Dort setzen wir uns auf ein großes weiches Handtuch und ich lege sie zum ersten Mal an die Brust. Als ob sie noch nie etwas anderes getan hätte beginnt sie zu saugen, wird schnell am ganzen Körper rosig und etwa 20 Minuten später löst sich auch die Plazenta. Ich gebäre sie auf unserem Strandtuch, das ich vor vielen Jahren auf Sardinien zum Geburtstag bekommen habe. Wenig geronnenes Blut kommt mit und wird durch die wasserdichte Unterlage aufgefangen.
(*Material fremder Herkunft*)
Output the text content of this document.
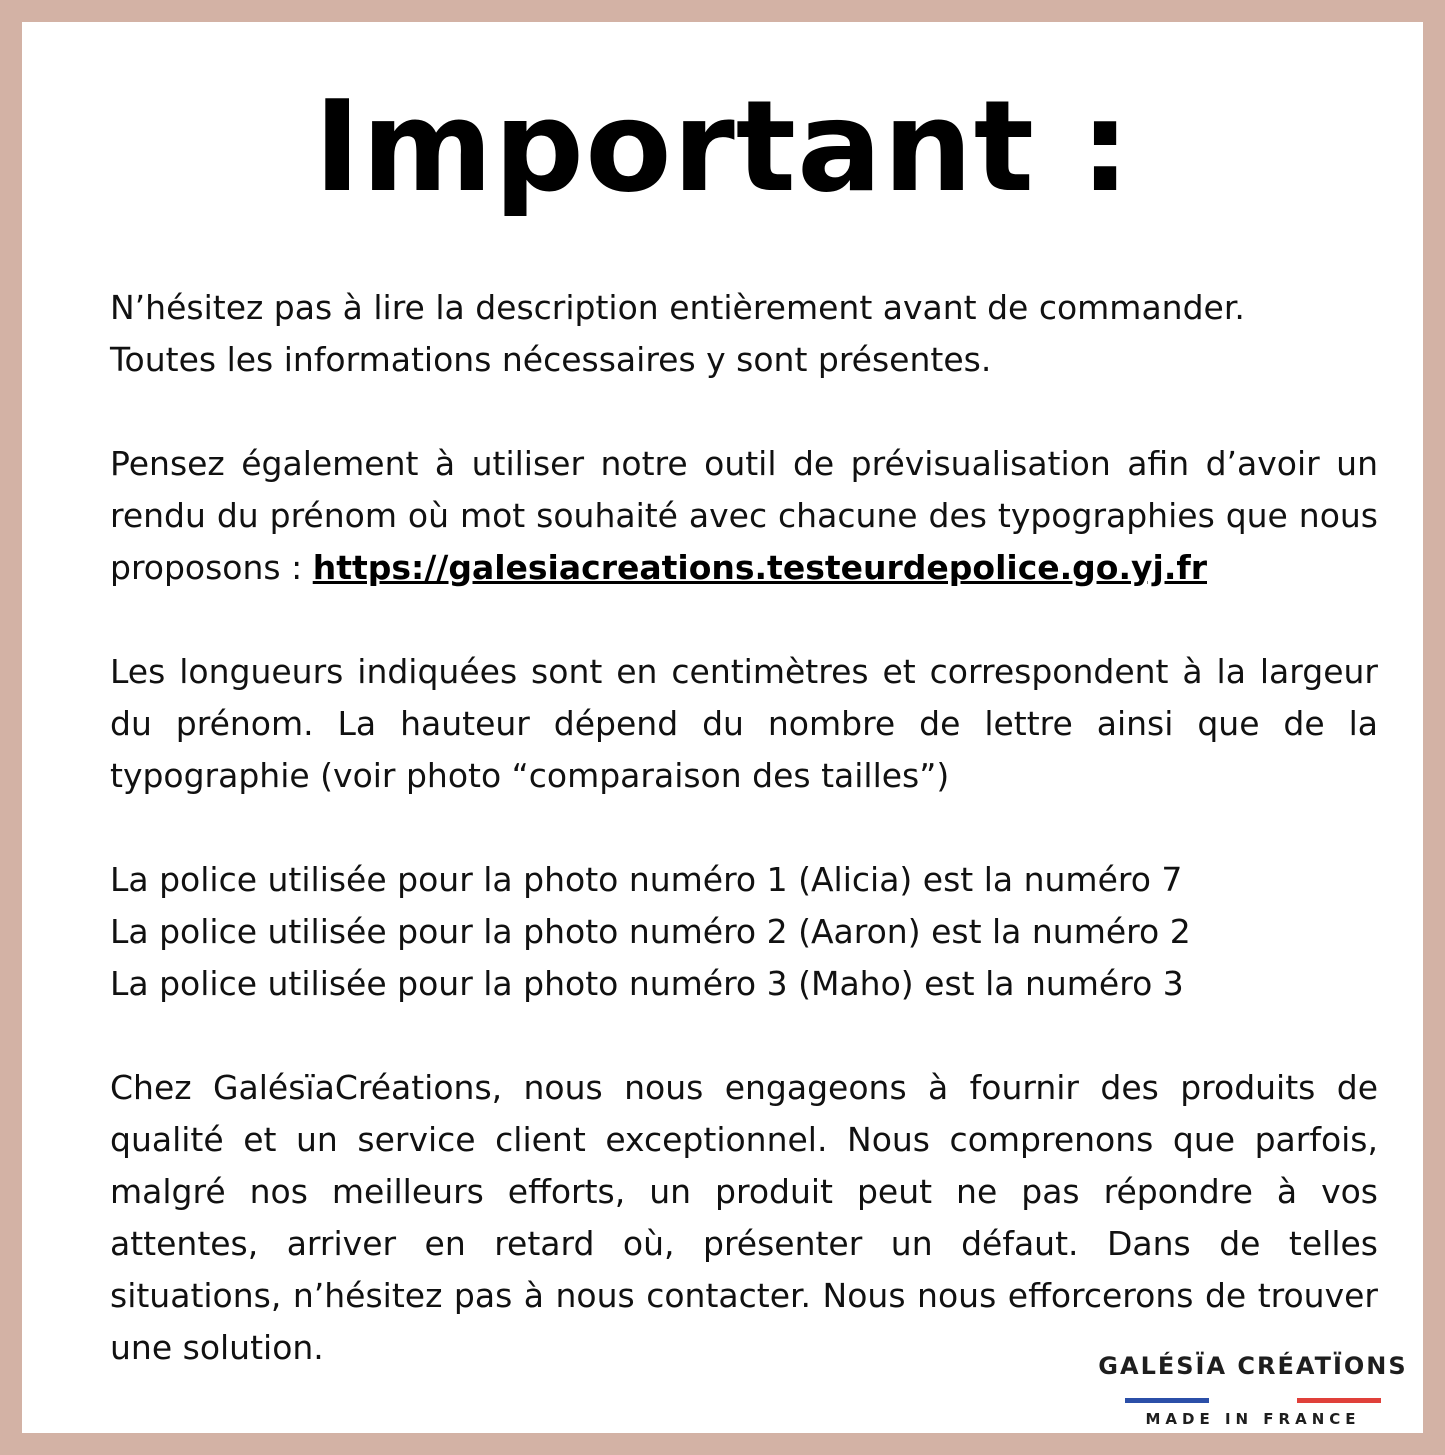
Important :

N’hésitez pas à lire la description entièrement avant de commander.
Toutes les informations nécessaires y sont présentes.

Pensez également à utiliser notre outil de prévisualisation afin d’avoir un rendu du prénom où mot souhaité avec chacune des typographies que nous proposons : https://galesiacreations.testeurdepolice.go.yj.fr

Les longueurs indiquées sont en centimètres et correspondent à la largeur du prénom. La hauteur dépend du nombre de lettre ainsi que de la typographie (voir photo “comparaison des tailles”)

La police utilisée pour la photo numéro 1 (Alicia) est la numéro 7
La police utilisée pour la photo numéro 2 (Aaron) est la numéro 2
La police utilisée pour la photo numéro 3 (Maho) est la numéro 3

Chez GalésïaCréations, nous nous engageons à fournir des produits de qualité et un service client exceptionnel. Nous comprenons que parfois, malgré nos meilleurs efforts, un produit peut ne pas répondre à vos attentes, arriver en retard où, présenter un défaut. Dans de telles situations, n’hésitez pas à nous contacter. Nous nous efforcerons de trouver une solution.	GALÉSÏA CRÉATÏONS
MADE IN FRANCE
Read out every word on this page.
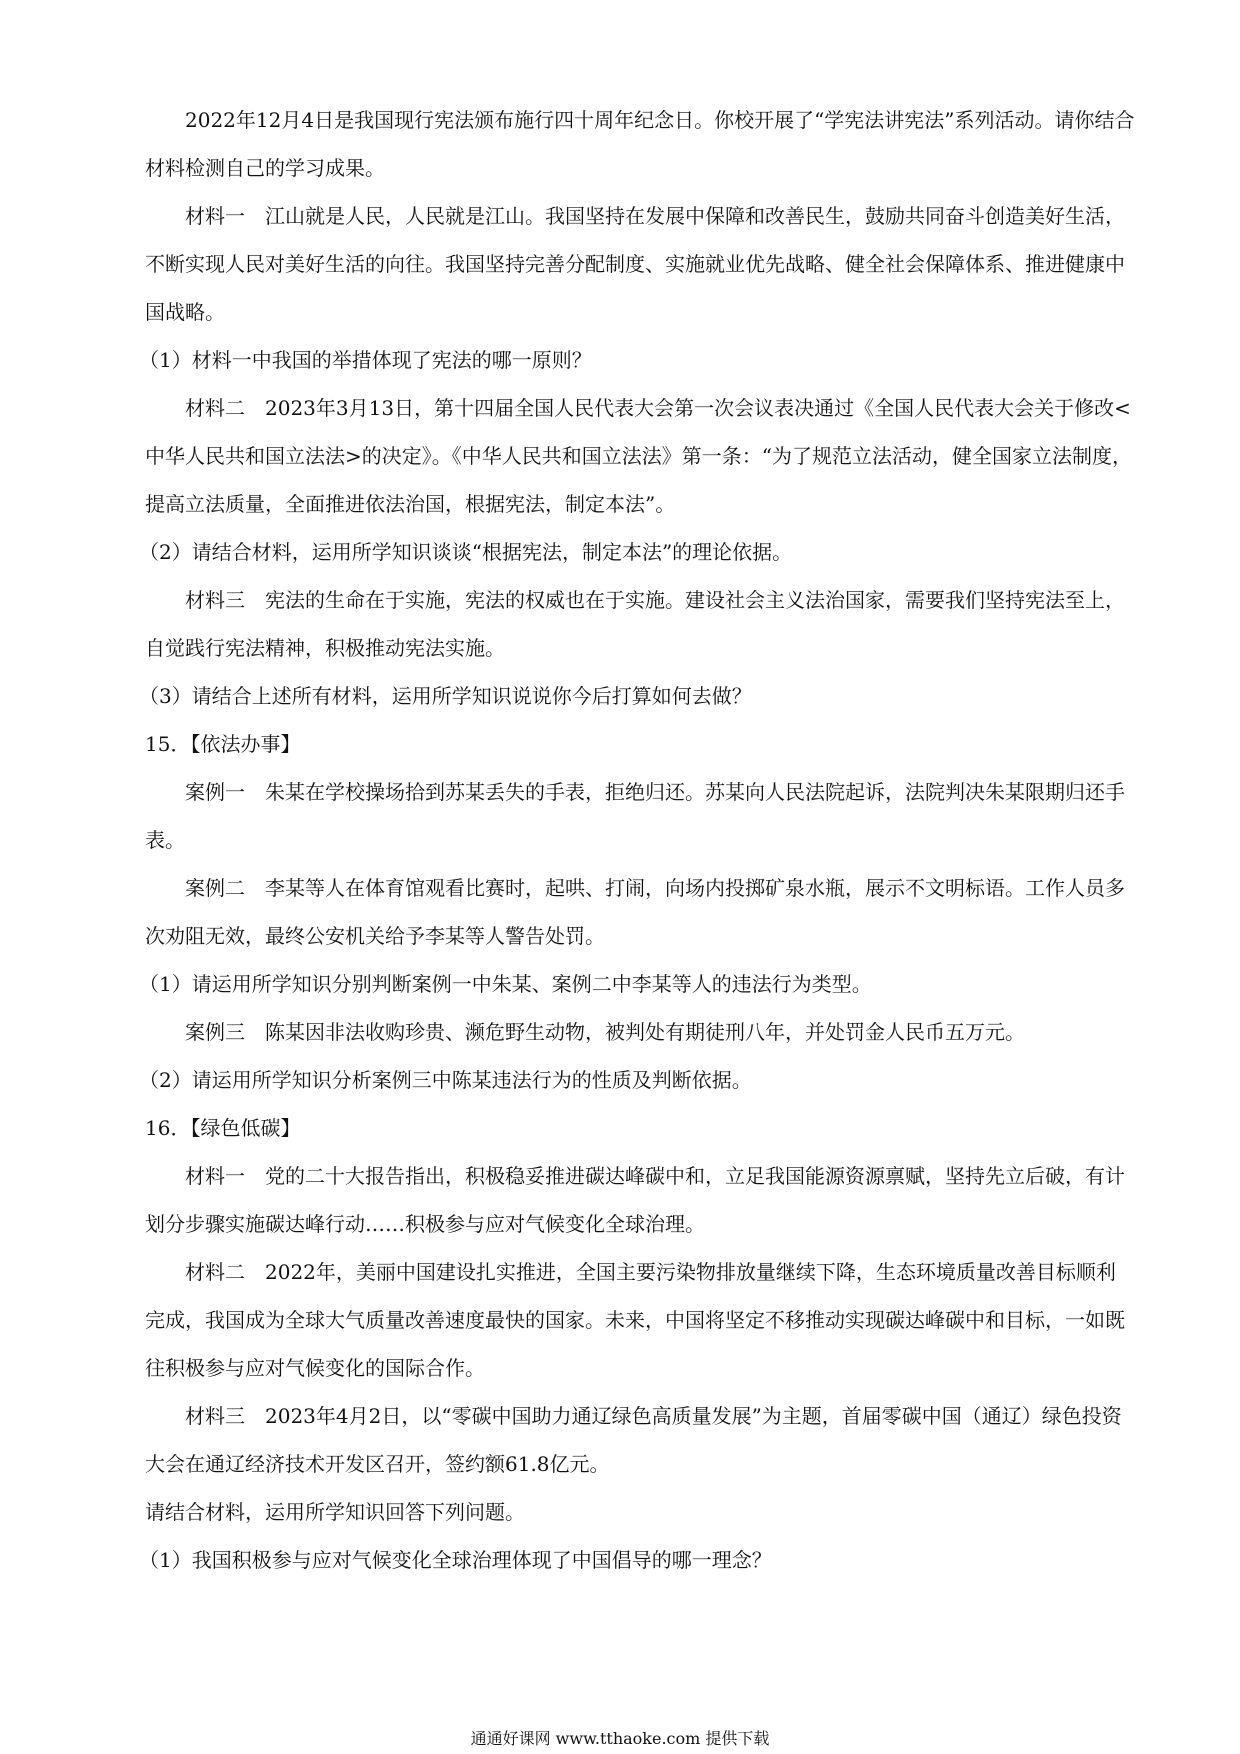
2022年12月4日是我国现行宪法颁布施行四十周年纪念日。你校开展了“学宪法讲宪法”系列活动。请你结合材料检测自己的学习成果。

材料一　江山就是人民，人民就是江山。我国坚持在发展中保障和改善民生，鼓励共同奋斗创造美好生活，不断实现人民对美好生活的向往。我国坚持完善分配制度、实施就业优先战略、健全社会保障体系、推进健康中国战略。

（1）材料一中我国的举措体现了宪法的哪一原则？

材料二　2023年3月13日，第十四届全国人民代表大会第一次会议表决通过《全国人民代表大会关于修改<中华人民共和国立法法>的决定》。《中华人民共和国立法法》第一条：“为了规范立法活动，健全国家立法制度，提高立法质量，全面推进依法治国，根据宪法，制定本法”。

（2）请结合材料，运用所学知识谈谈“根据宪法，制定本法”的理论依据。

材料三　宪法的生命在于实施，宪法的权威也在于实施。建设社会主义法治国家，需要我们坚持宪法至上，自觉践行宪法精神，积极推动宪法实施。

（3）请结合上述所有材料，运用所学知识说说你今后打算如何去做？

15．【依法办事】

案例一　朱某在学校操场拾到苏某丢失的手表，拒绝归还。苏某向人民法院起诉，法院判决朱某限期归还手表。

案例二　李某等人在体育馆观看比赛时，起哄、打闹，向场内投掷矿泉水瓶，展示不文明标语。工作人员多次劝阻无效，最终公安机关给予李某等人警告处罚。

（1）请运用所学知识分别判断案例一中朱某、案例二中李某等人的违法行为类型。

案例三　陈某因非法收购珍贵、濒危野生动物，被判处有期徒刑八年，并处罚金人民币五万元。

（2）请运用所学知识分析案例三中陈某违法行为的性质及判断依据。

16．【绿色低碳】

材料一　党的二十大报告指出，积极稳妥推进碳达峰碳中和，立足我国能源资源禀赋，坚持先立后破，有计划分步骤实施碳达峰行动……积极参与应对气候变化全球治理。

材料二　2022年，美丽中国建设扎实推进，全国主要污染物排放量继续下降，生态环境质量改善目标顺利完成，我国成为全球大气质量改善速度最快的国家。未来，中国将坚定不移推动实现碳达峰碳中和目标，一如既往积极参与应对气候变化的国际合作。

材料三　2023年4月2日，以“零碳中国助力通辽绿色高质量发展”为主题，首届零碳中国（通辽）绿色投资大会在通辽经济技术开发区召开，签约额61.8亿元。

请结合材料，运用所学知识回答下列问题。

（1）我国积极参与应对气候变化全球治理体现了中国倡导的哪一理念？

通通好课网 www.tthaoke.com 提供下载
Ich bin im Hormonrausch und fühle mich hellwach und energetisch.
Eine halbe Stunde bleiben wir noch am Strand, dann ziehe ich mich an und wir packen wir die Plazenta in die Tüte. Wir haben uns entschieden, die Nabelschnur vorerst nicht durchzuschneiden, um den natürlichen Blutfluss nicht zu unterbrechen und um Katharinas Verbindung zu diesem beeindruckenden Organ noch etwas aufrecht zu erhalten. Gemeinsam machen wir uns auf den Weg in unseren Bungalow und ich trete das schönste Wochenbett an, das ich mir hätte vorstellen können. Umgeben von meiner Familie, unterstützt von unseren Freunden, ungestört und mit Olis vollem Rückhalt.